Sex cord–stromal tumors and germ cell tumors are rare nonepithelial variants of ovarian cancer for which the pathogenesis is poorly understood. Heravi-Moussavi and colleagues performed whole-exome and whole-transcriptome sequencing of 14 nonepithelial ovarian tumors and identified 4 heterozygous nonsynonymous missense mutations in the microRNA (miRNA) processing gene DICER1. Because these mutations were closely clustered in a hot spot encompassing the metal-binding residues of the DICER1 RNase IIIb domain, the authors sequenced this region in a validation set of 102 additional nonepithelial ovarian cancers. DICER1 hot-spot mutations were identified in 30 of these tumors, with the vast majority occurring in Sertoli-Leydig cell tumors, a subtype of ovarian sex cord–stromal tumors. In total, 60% of the Sertoli-Leydig cell tumors included in the validation set harbored a DICER1 mutation. The authors performed in vitro RNA cleavage assays to determine the effect of these hot-spot mutations on DICER1 activity and showed that these mutants had severely impaired RNase IIIb activity that affected cleavage of the miRNA targeting strand. However, the mutants displayed normal RNase IIIa–mediated cleavage of the imperfectly complementary miRNA* strand and tumors with hot-spot mutations were positive for DICER1 expression and had normal levels of mature and processed miRNA, suggesting that these were not loss-of-function mutations. Instead, the recurrent, focal nature of the DICER1 mutations and incomplete loss of DICER1 enzymatic activity observed in nonepithelial ovarian tumors indicate that, in certain cell types, aberrant miRNA processing may be oncogenic.
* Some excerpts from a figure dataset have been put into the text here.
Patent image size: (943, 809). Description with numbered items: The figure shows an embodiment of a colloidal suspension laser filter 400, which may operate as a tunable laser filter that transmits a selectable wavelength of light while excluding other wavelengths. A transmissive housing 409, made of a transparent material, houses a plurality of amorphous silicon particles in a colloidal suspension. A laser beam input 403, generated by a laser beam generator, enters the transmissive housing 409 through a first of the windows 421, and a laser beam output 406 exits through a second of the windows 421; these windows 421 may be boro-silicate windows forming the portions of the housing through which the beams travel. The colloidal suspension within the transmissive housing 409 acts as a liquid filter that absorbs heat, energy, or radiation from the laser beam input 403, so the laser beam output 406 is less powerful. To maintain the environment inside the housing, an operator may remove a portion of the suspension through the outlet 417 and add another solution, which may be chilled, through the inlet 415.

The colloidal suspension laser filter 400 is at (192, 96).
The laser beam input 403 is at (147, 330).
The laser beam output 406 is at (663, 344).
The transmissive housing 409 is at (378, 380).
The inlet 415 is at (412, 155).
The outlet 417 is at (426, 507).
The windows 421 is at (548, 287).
The cell type–specific nature of these mutations is particularly interesting given that epithelial ovarian cancers rarely harbor DICER1 mutations and often exhibit decreased DICER1 expression. Further research is needed to determine which aspects of DICER1 functional impairment drive tumorigenesis and whether these mutations are present in other cancer types.

Heravi-Moussavi A, Anglesio MS, Cheng SW, Senz J, Yang W, Prentice L, et al. Recurrent somatic DICER1 mutations in nonepithelial ovarian cancers. N Engl J Med 2012;366:234–42.